Bayer Pharma deve crescer no país, mas vê ano mais difícil

Stella Fontes – Valor Econômico:

Dona do medicamento mais vendido no Brasil no ranking por receitas, o anticoagulante oral Xarelto (rivaroxabana), a Bayer Pharmaceuticals projeta crescimento de “dois dígitos baixos” nas vendas no país em 2017, ano que tende a ser mais difícil do que foi 2016, de acordo com o gerente-­geral da operação local, Rubens Weg.

Dois lançamentos na área de oncologia e a manutenção do forte ritmo de crescimento de outros produtos considerados estratégicos, porém, prometem mitigar os efeitos negativos da crise econômica nas vendas de medicamentos e do reajuste anual menor autorizado pelo governo federal, de no máximo 4,76%.

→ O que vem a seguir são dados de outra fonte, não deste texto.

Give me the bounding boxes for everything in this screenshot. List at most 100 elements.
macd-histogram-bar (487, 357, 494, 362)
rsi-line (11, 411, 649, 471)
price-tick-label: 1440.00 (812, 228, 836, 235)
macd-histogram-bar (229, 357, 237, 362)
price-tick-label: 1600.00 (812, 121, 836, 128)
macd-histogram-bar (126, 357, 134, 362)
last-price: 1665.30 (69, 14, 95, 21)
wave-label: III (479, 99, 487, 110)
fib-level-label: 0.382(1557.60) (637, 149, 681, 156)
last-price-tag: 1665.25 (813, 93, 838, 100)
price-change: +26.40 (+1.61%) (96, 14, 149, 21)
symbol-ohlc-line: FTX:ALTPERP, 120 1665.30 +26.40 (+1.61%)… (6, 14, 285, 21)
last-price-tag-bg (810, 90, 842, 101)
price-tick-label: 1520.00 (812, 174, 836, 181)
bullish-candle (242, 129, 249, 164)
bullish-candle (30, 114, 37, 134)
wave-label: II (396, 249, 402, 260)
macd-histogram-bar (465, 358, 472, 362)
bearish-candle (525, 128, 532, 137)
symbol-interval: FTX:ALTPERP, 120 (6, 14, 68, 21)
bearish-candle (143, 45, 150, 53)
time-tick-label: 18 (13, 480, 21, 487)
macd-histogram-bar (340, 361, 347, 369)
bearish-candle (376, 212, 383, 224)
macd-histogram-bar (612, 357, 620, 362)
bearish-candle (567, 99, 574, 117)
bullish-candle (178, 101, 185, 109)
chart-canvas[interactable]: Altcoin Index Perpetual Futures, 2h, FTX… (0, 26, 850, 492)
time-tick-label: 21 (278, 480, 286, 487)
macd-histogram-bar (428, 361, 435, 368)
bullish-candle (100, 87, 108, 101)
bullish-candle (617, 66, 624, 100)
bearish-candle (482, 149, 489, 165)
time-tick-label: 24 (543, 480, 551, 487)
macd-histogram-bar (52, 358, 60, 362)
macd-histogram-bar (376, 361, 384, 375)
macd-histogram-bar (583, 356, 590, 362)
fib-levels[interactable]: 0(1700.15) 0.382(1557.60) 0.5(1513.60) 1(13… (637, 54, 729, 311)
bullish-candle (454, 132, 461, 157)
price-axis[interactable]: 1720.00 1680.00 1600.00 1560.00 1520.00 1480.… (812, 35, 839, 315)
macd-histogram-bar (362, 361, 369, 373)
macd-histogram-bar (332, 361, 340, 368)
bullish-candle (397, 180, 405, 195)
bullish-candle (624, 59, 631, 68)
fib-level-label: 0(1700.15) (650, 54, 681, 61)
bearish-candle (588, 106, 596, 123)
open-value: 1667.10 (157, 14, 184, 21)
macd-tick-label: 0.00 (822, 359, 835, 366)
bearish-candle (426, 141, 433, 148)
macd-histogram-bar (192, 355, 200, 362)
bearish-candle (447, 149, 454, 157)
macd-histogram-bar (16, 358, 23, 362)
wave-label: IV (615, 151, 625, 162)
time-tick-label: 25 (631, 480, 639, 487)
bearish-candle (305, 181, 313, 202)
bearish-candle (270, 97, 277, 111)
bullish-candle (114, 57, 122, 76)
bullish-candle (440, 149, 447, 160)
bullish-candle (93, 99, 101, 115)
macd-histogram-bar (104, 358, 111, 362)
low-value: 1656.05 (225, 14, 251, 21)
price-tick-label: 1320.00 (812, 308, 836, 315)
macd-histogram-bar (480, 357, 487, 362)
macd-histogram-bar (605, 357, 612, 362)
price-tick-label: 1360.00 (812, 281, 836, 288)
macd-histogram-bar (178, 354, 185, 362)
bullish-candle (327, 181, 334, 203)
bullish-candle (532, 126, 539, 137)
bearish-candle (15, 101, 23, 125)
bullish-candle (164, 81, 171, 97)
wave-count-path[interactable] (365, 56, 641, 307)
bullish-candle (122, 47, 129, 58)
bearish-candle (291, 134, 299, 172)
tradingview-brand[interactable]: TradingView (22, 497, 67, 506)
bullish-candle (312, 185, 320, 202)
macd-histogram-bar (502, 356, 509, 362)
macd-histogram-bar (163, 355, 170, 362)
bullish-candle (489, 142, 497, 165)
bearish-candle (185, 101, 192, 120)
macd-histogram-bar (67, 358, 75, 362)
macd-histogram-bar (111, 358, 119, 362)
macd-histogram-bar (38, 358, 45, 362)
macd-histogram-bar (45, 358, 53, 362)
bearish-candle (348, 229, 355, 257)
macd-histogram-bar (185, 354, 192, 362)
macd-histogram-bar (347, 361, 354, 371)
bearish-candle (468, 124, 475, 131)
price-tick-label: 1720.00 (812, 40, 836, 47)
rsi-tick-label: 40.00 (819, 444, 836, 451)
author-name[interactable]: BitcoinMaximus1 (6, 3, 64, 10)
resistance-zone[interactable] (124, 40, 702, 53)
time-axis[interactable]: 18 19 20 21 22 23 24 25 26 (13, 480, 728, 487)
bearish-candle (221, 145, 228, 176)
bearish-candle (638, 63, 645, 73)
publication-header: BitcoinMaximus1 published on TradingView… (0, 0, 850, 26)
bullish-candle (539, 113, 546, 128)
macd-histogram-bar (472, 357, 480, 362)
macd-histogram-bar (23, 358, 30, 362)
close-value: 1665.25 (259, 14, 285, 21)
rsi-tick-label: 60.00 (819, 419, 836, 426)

De acordo com Weg, a manutenção do desemprego em níveis elevados é um dos principais desafios à indústria farmacêutica, uma vez que retira usuários dos planos de saúde e leva pacientes a buscar tratamentos mais baratos. “Há um aspecto positivo, que é não abrir mão do tratamento”, pondera o executivo. “Apesar da relativa estabilidade econômica, ainda é preciso gerar emprego”, acrescenta.

No ano passado, as vendas da Bayer Pharma Brasil cresceram 14% em receita, beneficiadas pelo reajuste autorizado pelo governo de até 12,5% e pelo desempenho de produtos inovadores como o Eylia (aflibercepte) e o próprio Xarelto, que segundo o ranking da consultoria IMS Health consolidou-­se em janeiro como campeão nacional de vendas, com participação de mercado de 56% em seu segmento. O anticoncepcional Mirena (levonorgestrel), cujas vendas subiram 74%, também contribuiu para a alta nas receitas.

Em 2016, as vendas subiram 14% em receita, beneficiadas pelo reajuste autorizado pelo governo de até 12,5%

Na seara de lançamentos de 2017, a Bayer trouxe ao país em janeiro o Xofigo (radio223), um radiofármaco produzido na Noruega e com validade de 28 dias. Ainda na área de oncologia, o Stivarga (regorafenibe) é usado no tratamento de câncer colo­retal e tumores do estroma gastrointestinal. No primeiro trimestre, as vendas da Bayer Pharma no mundo totalizaram € 4,3 bilhões, com alta de 9,6% na comparação anual. Na América Latina, que teve o maior índice de crescimento entre os mercados atendidos pela multinacional, as vendas somaram € 272 milhões, avanço de 19,3%.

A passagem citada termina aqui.